Nous sommes allés dans un premier parking en zone industrielle, les gendarmes nous ont fait dégager. Puis un second encore plus pourri, on nous a demandé encore de partir et d’évacuer la dizaine de caravanes et là les adultes ont refusés. Tout ça s’est déroulé en un ou deux jours. Notre présence s’est ébruitée dans la ville, il y a eu des histoires et ils sont venus avec des camions de lisier sur le parking et ont arrosé toutes nos caravanes, les voitures, les jouets des enfants, le linge... Nous, on était enfermés dedans.

Je ne sais pas si comme je lis ici "c’était mérité", ou "vous avez payé pour les autres"... Ce que je sais c’est qu’au regard du droit c’était une agression, humainement c’était une humiliation et que moi, enfant, ça m’a marqué. Beaucoup plus tard j’ai compris que les chasses systématiques dont faisaient l’objet les voyageurs, en particulier dans les campagnes, s’inscrivent dans une histoire et particulièrement dans l’histoire DES ruralités.

Dès les premiers recensements de "bohémiens" fin XIX, les autorités comptaient sur les efforts des habitants pour signaler tous les "bohémiens" de passage, c’était le cas dans les Landes par exemple. En 1912 le statut des "nomades" s’imposent, le contrôle passe par un carnet et l’apposition de visa pour entrer dans les villes. (...)

l’antitsiganisme d’État atteint son paroxysme avec le décret du 6 avril 1940 qui prévoient l’assignation à résidence et puis en octobre l’internement des "nomades"en camp de concentration. Dans les campagnes l’antitsiganisme est décuplé par cent, des rumeurs circulent sur les "nomades" : intelligence avec l’ennemi, vols d’animaux...

Au moment de l’épuration certains départements ruraux sont le terrains de massacres de familles entières de "nomades" par les populations locales, parfois même leurs propres voisins.
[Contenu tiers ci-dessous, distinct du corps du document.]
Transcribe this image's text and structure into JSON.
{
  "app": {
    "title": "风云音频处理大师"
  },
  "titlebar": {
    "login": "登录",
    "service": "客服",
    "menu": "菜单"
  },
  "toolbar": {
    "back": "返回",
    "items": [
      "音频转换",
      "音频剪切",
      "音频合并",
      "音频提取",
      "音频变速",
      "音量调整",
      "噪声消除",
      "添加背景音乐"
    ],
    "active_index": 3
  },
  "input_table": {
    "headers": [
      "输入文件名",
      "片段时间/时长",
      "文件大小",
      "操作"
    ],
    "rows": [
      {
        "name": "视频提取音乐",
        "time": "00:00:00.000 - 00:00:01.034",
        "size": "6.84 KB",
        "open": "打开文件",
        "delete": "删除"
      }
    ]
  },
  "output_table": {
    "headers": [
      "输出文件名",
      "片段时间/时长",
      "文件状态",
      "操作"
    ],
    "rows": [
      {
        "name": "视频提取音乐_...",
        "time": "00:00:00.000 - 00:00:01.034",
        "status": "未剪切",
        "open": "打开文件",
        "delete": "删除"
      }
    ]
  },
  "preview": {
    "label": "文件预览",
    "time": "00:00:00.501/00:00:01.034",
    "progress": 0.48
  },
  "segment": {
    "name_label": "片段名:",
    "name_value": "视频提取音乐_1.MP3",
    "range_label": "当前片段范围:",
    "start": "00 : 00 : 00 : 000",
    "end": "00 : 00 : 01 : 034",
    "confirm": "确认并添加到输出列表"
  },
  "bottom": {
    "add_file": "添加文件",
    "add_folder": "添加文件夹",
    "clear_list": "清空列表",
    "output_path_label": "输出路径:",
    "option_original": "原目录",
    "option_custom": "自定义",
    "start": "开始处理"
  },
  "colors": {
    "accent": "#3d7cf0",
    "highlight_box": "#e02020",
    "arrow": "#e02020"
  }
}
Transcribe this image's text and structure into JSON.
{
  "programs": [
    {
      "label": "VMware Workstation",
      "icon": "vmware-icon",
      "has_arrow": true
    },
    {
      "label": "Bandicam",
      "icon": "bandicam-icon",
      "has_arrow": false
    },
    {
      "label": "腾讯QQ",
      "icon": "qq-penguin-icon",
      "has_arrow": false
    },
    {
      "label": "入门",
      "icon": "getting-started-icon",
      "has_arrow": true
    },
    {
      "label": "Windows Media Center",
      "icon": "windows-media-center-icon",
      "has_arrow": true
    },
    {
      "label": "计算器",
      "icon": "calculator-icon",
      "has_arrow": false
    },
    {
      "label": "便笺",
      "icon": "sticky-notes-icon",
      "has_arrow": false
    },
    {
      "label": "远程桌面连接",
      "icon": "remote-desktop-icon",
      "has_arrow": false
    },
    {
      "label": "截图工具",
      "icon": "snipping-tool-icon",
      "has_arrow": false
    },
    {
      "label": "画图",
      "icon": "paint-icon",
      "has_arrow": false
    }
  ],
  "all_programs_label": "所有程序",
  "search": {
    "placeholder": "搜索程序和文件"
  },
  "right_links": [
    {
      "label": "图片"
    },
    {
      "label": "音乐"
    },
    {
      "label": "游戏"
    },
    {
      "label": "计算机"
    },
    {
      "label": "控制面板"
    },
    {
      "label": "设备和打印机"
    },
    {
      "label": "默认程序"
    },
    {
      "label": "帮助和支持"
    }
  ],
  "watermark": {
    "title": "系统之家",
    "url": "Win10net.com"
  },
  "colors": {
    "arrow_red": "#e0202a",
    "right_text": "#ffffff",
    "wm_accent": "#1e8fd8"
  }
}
Ces massacres racistes sont aujourd’hui documentés par des recherches récentes, dont certaines sont à paraître 1. Le Puy-de-Dôme fut l’un de ces théâtres meurtriers par exemple.

Bref après la guerre c’est la misère pour tout le monde, l’antitsiganisme est toujours présent, on fait avec, mais les voyageurs arrivent encore à circuler et se poser notamment dans les campagnes. La majorité d’entre eux est ancrée dans le territoire, la plupart ne voyageant qu’à l’échelle d’un département où de quelques villages. Ça se passe souvent bien, on tolère leur présence. Mais les années 1970-1980-1990 sont passées par là et ont fait des ravages.
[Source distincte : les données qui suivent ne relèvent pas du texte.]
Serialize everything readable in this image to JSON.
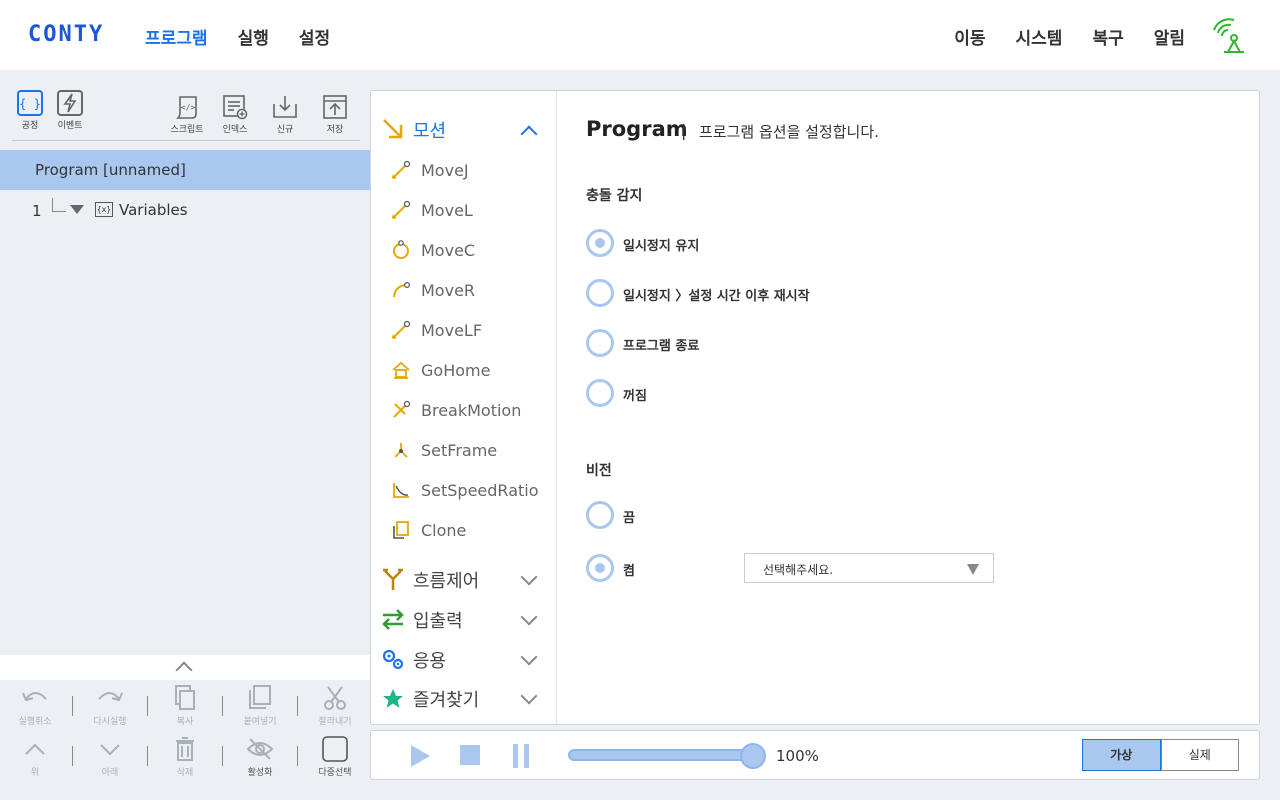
{
  "app": {
    "logo": "CONTY"
  },
  "nav": {
    "main": [
      "프로그램",
      "실행",
      "설정"
    ],
    "right": [
      "이동",
      "시스템",
      "복구",
      "알림"
    ]
  },
  "left_toolbar": {
    "tools": [
      {
        "label": "공정",
        "icon": "braces-icon"
      },
      {
        "label": "이벤트",
        "icon": "lightning-icon"
      },
      {
        "label": "스크립트",
        "icon": "script-icon"
      },
      {
        "label": "인덱스",
        "icon": "index-icon"
      },
      {
        "label": "신규",
        "icon": "new-icon"
      },
      {
        "label": "저장",
        "icon": "save-icon"
      }
    ]
  },
  "tree": {
    "root": "Program [unnamed]",
    "items": [
      {
        "num": "1",
        "label": "Variables",
        "icon_text": "{x}"
      }
    ]
  },
  "edit_tools": {
    "row1": [
      "실행취소",
      "다시실행",
      "복사",
      "붙여넣기",
      "잘라내기"
    ],
    "row2": [
      "위",
      "아래",
      "삭제",
      "활성화",
      "다중선택"
    ]
  },
  "commands": {
    "categories": [
      {
        "label": "모션",
        "color": "#1a73e8",
        "expanded": true
      },
      {
        "label": "흐름제어",
        "color": "#b8860b",
        "expanded": false
      },
      {
        "label": "입출력",
        "color": "#2e9e2e",
        "expanded": false
      },
      {
        "label": "응용",
        "color": "#1a73e8",
        "expanded": false
      },
      {
        "label": "즐겨찾기",
        "color": "#1fb58a",
        "expanded": false
      }
    ],
    "motion_items": [
      "MoveJ",
      "MoveL",
      "MoveC",
      "MoveR",
      "MoveLF",
      "GoHome",
      "BreakMotion",
      "SetFrame",
      "SetSpeedRatio",
      "Clone"
    ]
  },
  "options": {
    "title": "Program",
    "separator": "|",
    "description": "프로그램 옵션을 설정합니다.",
    "collision_label": "충돌 감지",
    "collision_options": [
      "일시정지 유지",
      "일시정지 〉설정 시간 이후 재시작",
      "프로그램 종료",
      "꺼짐"
    ],
    "collision_selected": 0,
    "vision_label": "비전",
    "vision_options": [
      "끔",
      "켬"
    ],
    "vision_selected": 1,
    "vision_select_placeholder": "선택해주세요."
  },
  "runbar": {
    "speed_text": "100%",
    "speed_fraction": 1.0,
    "modes": [
      "가상",
      "실제"
    ],
    "active_mode": 0
  },
  "colors": {
    "accent": "#1a73e8",
    "selected_bg": "#a9c7ef",
    "signal_icon": "#2eb82e"
  }
}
Durcissement des lois, entraînant une augmentation du champ de l’illégalité (notamment en droit de l’urbanisme), entraînant un traitement médiatique accru. Une criminalisation des comportements par les médias, le droit, dans les discours. La mise en place du système d’accueil moderne avec les lois Besson I et II, vient achever le tableau. Ce cadre juridique bouleverse tous les schémas économiques et sociaux des personnes qui sont désormais contraintes de vivre dans des espaces choisis pour elles. Des espaces souvent à l’écart et pollués : des "aires d’accueil des gens du voyage".
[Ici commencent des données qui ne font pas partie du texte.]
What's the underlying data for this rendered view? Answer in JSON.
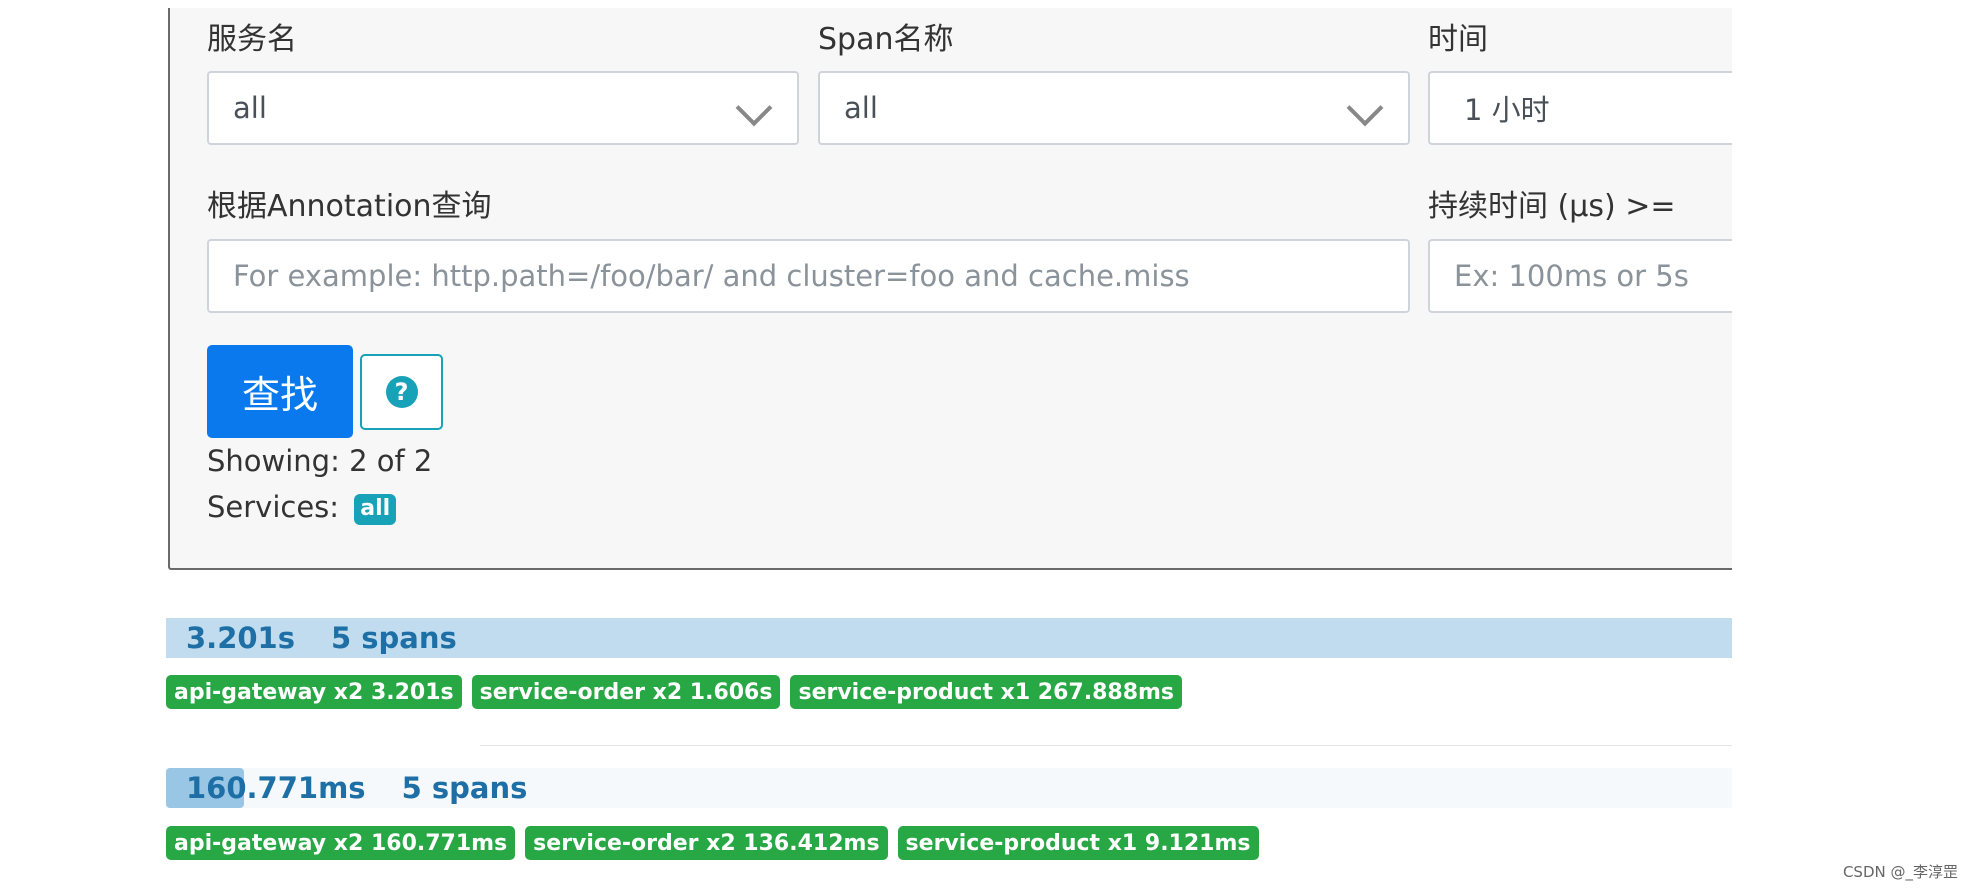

Cette réalité a amené les gens à se rassembler en très grands groupes, ce qui explique en partie aussi le succès grandissant des missions évangéliques. (...)

En réponse les gouvernements successifs et les élus locaux n’ont fait que durcir le droit (comme le démontre le vote au sénat en janvier 2020 de nouvelles mesures contre les habitations mobiles) et adopter des démarches punitives au niveau local, même dans les campagnes et certaines zones où tout se passait bien avant.

Mais plus les lois durcissent, plus les gens sont contraints et plus ils se rassemblent. Plus il y a de grands groupes et plus il y a de difficultés à cohabiter, surtout que dans le même temps les collectivités rechignent à construire les aires de grand passage inscrites aux schémas départementaux d’accueil. C’est un cercle vicieux qui n’a que pour effet d’augmenter la violence des comportements, du traitement médiatique...

C’est un cercle vicieux qui renforce toujours plus les sentiments antitsiganes, les déchaînements de haine raciste. Et c’est ce qui explique les commentaires que je reçois depuis hier. J’avais huit ans.